La violence de la réception ne fait que renforcer la conviction d’Ibsen selon laquelle l’efficacité du propos réside parfois dans sa brutalité. Ecrit en réponse aux détracteurs des Revenants, Un ennemi du peuple est un pamphlet aux thèses ouvertement provocatrices. En affirmant que « les plus dangereux ennemis de la vérité et de la liberté sont la majorité », et que « la minorité a toujours raison », Ibsen s’interroge sur le bien-fondé d’une démocratie pervertie par la médiocrité intellectuelle du peuple.

Malgré ces atteintes répétées à l’ordre social, les positions politiques d’Ibsen restent ambiguës. L’homme s’est souvent montré beaucoup plus conservateur que l’écrivain48 ; en outre, méfiant de toute organisation, il n’a jamais revendiqué une quelconque affiliation politique.

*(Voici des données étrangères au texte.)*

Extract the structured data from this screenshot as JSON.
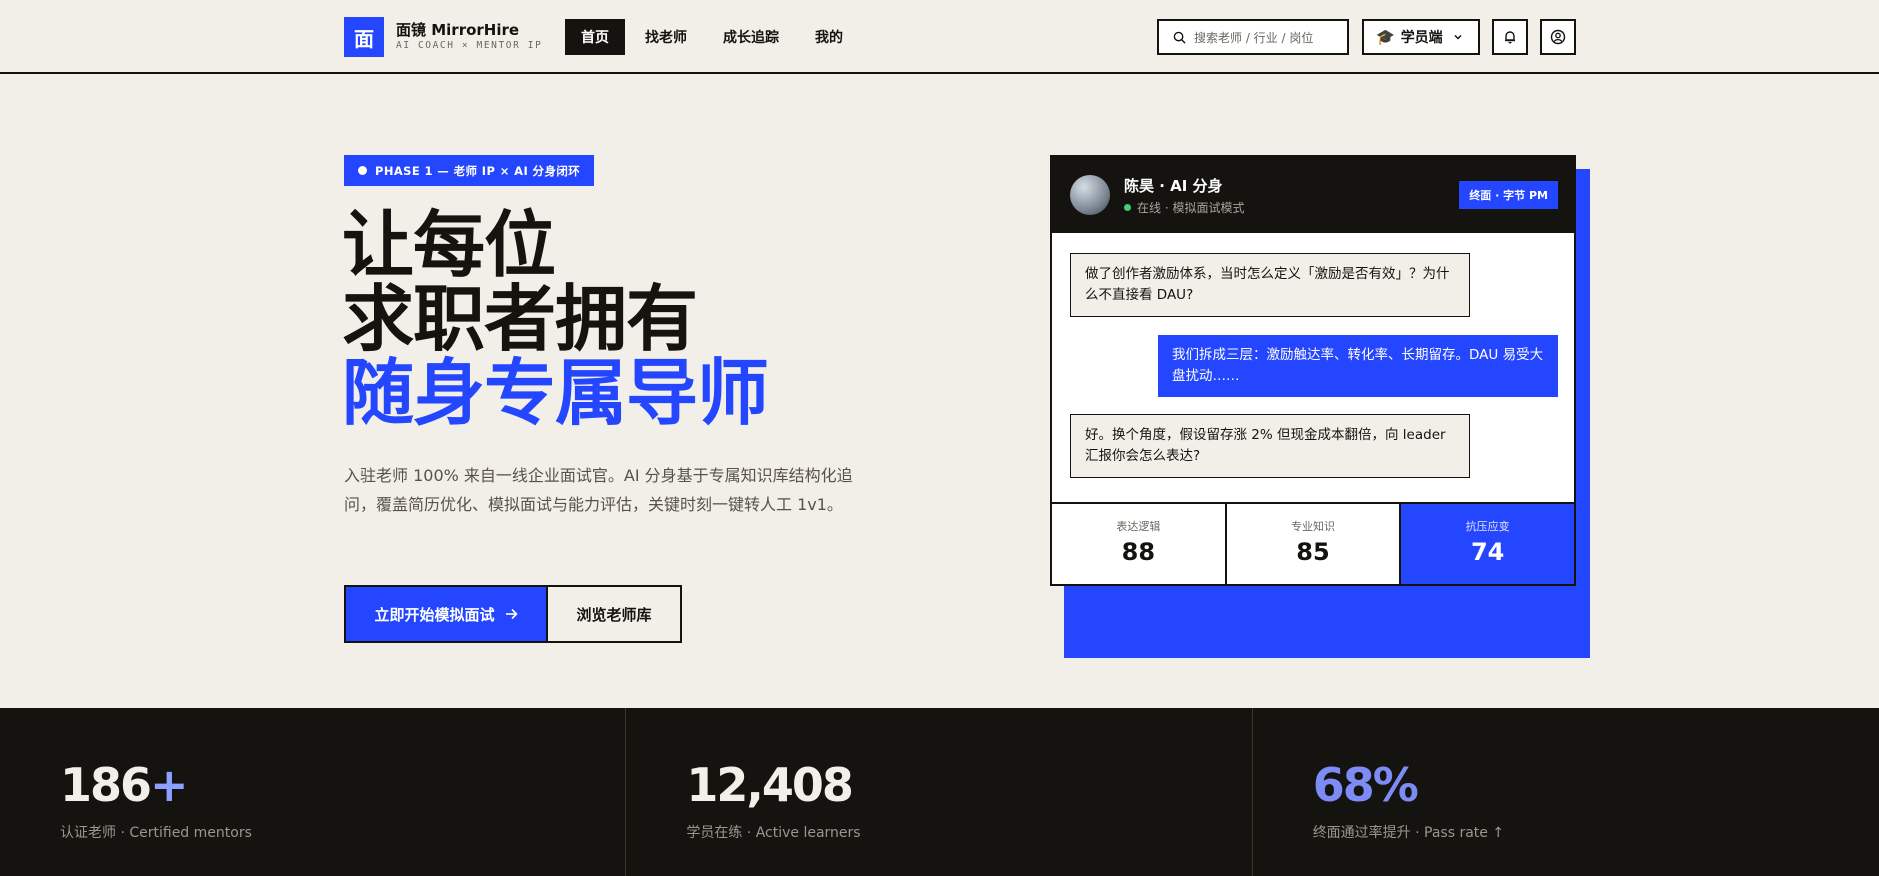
{
  "header": {
    "logo_char": "面",
    "brand_name": "面镜 MirrorHire",
    "brand_sub": "AI COACH × MENTOR IP",
    "nav": [
      "首页",
      "找老师",
      "成长追踪",
      "我的"
    ],
    "search_placeholder": "搜索老师 / 行业 / 岗位",
    "role_label": "学员端",
    "icons": [
      "bell-icon",
      "user-icon"
    ]
  },
  "hero": {
    "badge": "PHASE 1 — 老师 IP × AI 分身闭环",
    "title_line1": "让每位",
    "title_line2": "求职者拥有",
    "title_line3": "随身专属导师",
    "lead": "入驻老师 100% 来自一线企业面试官。AI 分身基于专属知识库结构化追问，覆盖简历优化、模拟面试与能力评估，关键时刻一键转人工 1v1。",
    "cta_primary": "立即开始模拟面试",
    "cta_secondary": "浏览老师库"
  },
  "chat_card": {
    "name": "陈昊 · AI 分身",
    "status": "在线 · 模拟面试模式",
    "tag": "终面 · 字节 PM",
    "messages": [
      {
        "role": "q",
        "text": "做了创作者激励体系，当时怎么定义「激励是否有效」？为什么不直接看 DAU?"
      },
      {
        "role": "a",
        "text": "我们拆成三层：激励触达率、转化率、长期留存。DAU 易受大盘扰动……"
      },
      {
        "role": "q",
        "text": "好。换个角度，假设留存涨 2% 但现金成本翻倍，向 leader 汇报你会怎么表达?"
      }
    ],
    "scores": [
      {
        "label": "表达逻辑",
        "value": "88"
      },
      {
        "label": "专业知识",
        "value": "85"
      },
      {
        "label": "抗压应变",
        "value": "74"
      }
    ]
  },
  "stats": [
    {
      "number": "186",
      "suffix": "+",
      "caption": "认证老师 · Certified mentors"
    },
    {
      "number": "12,408",
      "suffix": "",
      "caption": "学员在练 · Active learners"
    },
    {
      "number": "68%",
      "suffix": "",
      "caption": "终面通过率提升 · Pass rate ↑"
    }
  ],
  "colors": {
    "accent": "#2446ff",
    "ink": "#15130f",
    "paper": "#f2efe9"
  }
}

Sa remise en question des conventions oeuvrant à soumettre l’individu à la toute-puissance de la société, fait de lui un partisan du concept de Georg Brandes de « libéralisme aristocratique » : « ‘a radically critical attitude towards the status quo and towards all restrictive and blinding barriers, though at the same time implying an unrestricted belief in the outstanding individual’s right to be true to himself, regardless of consequences’ ».49 Sa revendication libérale au nom de la « noblesse de l’esprit » – « L’aristocratie de demain est celle de l’esprit et de la volonté »50 - atteste d’un élitisme intellectuel ayant des affinités avec les théories nietzschéenne et darwinienne, mais se heurte aussitôt au sentiment de culpabilité qui, déjà flagrant dans Peer Gynt, devient omniprésent dans les dernières pièces.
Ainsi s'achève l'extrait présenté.